Bugün itibariyle üç aylara girdik. Âlem-i İslâm’a hayırlar getirsin inşallah. Üç aylar ve içerisinde yer alan günler, ibadet fırtınaları için programlanmış ve gündemimize taşınmış yepyeni fırsatlarla geldi. Bediüzzaman Hazretleri’nin ifadesiyle şuhur-u selase, yani üç aylar, pek çok uhrevî faydaları kazandırıyor, ticaret-i uhreviyenin bir kudsî pazarı ve ehl-i hakikat ve ibadet için mümtaz bir meşher ve üç ayda seksen senelik bir ömrü ehl-i imana temin ediyor. Başka vakitte ‘on’ olan her bir hasenenin sevabı, Receb-i Şerifte yüzden geçiyor, Şâban-ı Muazzamda üç yüzden ziyade ve Ramazan-ı Mübarekte bine çıkıyor ve Cuma gecelerinde binlere ve leyle-i Kadirde otuz bine çıkıyor.1
Bu üç aylarda rahmet-i Rahmân’ın coştuğu, bu gün ve gecelerin mânevî yükselişimiz için ve günahlarımızdan arınmamız için daha verimli bir zemin teşkil ettiği konusunda çok sayıda haber mevcuttur. Başka zamanda bire on sevap getiren ibadetler, bu aylarda bire yüzden, bire otuz bine kadar mânevî kazanca vesile olabilmektedir.

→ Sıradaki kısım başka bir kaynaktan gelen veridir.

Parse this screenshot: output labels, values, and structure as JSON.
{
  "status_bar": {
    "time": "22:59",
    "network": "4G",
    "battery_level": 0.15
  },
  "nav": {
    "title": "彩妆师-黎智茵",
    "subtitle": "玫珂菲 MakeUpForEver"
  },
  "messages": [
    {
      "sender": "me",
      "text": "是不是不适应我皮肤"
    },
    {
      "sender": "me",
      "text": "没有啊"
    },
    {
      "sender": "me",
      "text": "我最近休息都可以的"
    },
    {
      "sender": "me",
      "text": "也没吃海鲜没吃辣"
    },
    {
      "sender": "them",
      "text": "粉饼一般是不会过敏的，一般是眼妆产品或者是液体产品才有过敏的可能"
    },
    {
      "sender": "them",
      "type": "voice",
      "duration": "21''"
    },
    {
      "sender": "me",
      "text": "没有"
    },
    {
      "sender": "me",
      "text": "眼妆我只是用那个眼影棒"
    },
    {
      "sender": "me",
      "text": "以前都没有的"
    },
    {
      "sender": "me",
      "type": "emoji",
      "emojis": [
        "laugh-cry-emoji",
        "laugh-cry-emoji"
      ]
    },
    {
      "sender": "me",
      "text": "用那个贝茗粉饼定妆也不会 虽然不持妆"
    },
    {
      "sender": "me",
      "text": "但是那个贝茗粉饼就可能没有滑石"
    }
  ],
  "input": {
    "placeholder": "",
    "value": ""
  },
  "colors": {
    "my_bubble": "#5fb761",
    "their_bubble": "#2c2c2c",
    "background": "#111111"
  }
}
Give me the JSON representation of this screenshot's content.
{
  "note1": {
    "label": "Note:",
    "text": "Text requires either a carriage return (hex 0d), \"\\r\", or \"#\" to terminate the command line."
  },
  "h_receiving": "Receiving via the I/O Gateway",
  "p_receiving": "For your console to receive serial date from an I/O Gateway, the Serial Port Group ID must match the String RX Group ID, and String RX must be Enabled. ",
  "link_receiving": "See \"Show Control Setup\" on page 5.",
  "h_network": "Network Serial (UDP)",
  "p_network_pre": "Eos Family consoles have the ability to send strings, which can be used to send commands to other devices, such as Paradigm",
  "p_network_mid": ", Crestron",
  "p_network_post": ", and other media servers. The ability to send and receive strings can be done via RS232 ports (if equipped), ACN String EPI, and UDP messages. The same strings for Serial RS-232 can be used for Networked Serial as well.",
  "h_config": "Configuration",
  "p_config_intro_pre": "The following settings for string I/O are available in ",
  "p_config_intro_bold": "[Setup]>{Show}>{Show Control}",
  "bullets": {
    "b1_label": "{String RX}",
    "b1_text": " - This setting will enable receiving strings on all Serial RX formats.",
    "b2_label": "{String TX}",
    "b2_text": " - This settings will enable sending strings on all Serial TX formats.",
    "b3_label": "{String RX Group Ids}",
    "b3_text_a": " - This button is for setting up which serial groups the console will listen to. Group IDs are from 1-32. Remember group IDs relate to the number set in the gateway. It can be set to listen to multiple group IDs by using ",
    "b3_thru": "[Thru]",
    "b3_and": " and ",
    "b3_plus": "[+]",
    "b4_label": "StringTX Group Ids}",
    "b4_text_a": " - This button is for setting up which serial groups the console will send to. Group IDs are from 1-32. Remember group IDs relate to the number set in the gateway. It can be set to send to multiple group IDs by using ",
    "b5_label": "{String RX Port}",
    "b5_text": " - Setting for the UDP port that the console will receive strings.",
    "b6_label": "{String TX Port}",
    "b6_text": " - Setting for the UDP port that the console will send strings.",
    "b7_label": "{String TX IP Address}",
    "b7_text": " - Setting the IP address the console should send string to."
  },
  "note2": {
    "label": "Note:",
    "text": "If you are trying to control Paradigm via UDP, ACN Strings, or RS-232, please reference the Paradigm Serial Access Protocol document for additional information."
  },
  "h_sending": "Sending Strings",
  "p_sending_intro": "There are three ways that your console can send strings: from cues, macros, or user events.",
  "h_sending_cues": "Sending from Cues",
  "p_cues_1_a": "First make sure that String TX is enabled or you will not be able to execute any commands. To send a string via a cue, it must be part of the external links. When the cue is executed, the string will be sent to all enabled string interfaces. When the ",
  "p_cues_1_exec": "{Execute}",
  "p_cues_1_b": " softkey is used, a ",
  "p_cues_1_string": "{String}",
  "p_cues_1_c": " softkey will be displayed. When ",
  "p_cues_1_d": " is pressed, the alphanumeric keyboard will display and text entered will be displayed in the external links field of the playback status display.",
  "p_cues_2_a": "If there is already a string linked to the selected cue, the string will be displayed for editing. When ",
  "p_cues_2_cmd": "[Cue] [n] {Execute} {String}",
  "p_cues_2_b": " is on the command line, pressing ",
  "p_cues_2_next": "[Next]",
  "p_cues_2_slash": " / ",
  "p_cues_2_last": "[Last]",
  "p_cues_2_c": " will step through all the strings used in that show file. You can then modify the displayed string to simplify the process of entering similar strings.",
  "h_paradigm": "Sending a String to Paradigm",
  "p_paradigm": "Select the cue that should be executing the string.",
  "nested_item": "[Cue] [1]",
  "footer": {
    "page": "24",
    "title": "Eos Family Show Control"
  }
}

Bereketli hayırlar getiren aylar
Peygamber Efendimiz (asm) buyurdu ki:
“Recep Allah’ın ayı, Şaban benim ayım, Ramazan ise ümmetimin ayıdır.”2
“Bu aya Recep denmiştir. Çünkü bu ayda Şaban ve Ramazan hürmetine büyük hayır ve hürmet lütfedilmiştir.”3
“Beş gece vardır ki, onlarda yapılan duâ geri çevrilmez. Bunlar: 1- Receb ayının ilk gecesi olan Regâib Gecesi, 2- Şaban ayının on beşinci gecesi olan Berat Gecesi, 3- Cuma Gecesi, 4- Ramazan Bayramı Gecesi, 5- Kurban Bayramı Gecesi.”4
“Şaban ayı, Receple Ramazan ayı arasında bulunan, insanların çoğunun değerini bilmediği bir aydır. Onda kulların amelleri Allah’a arz edilir. Ben amelimin ancak oruçlu iken Allah’a arz edilmesini isterim.”5
“Şaban ayına bu ismin verilmesinin sebebi, bol ve bereketli hayırlar, onda oruç tutan kimse Cennete girinceye kadar dallanıp budaklandığı içindir.”6
“Ramazan ayına bu ismin verilmesinin sebebi, günahları yakıp erittiği içindir.”7
Yıl orucu mefhumu
Bununla beraber ölçülü olmak daha faziletlidir. Peygamber Efendimiz (asm) az, ama devamlı ibadeti tavsiye etmiştir. Meselâ her ayın ortasında (eyyam-ı biyd) üç gün oruç sünnettir. Bilindiği üzere her ayın ortasında bulunan üç güne hadis dilinde “eyyam-ı biyd” deniyor. Yani beyaz günler. Yani oruç ibadetiyle arınmış, diğer günlerin günahını da arıtmış temiz günler. Eyyam-ı biydde oruç tutmak sünnettir. Bu ise her ayda vardır.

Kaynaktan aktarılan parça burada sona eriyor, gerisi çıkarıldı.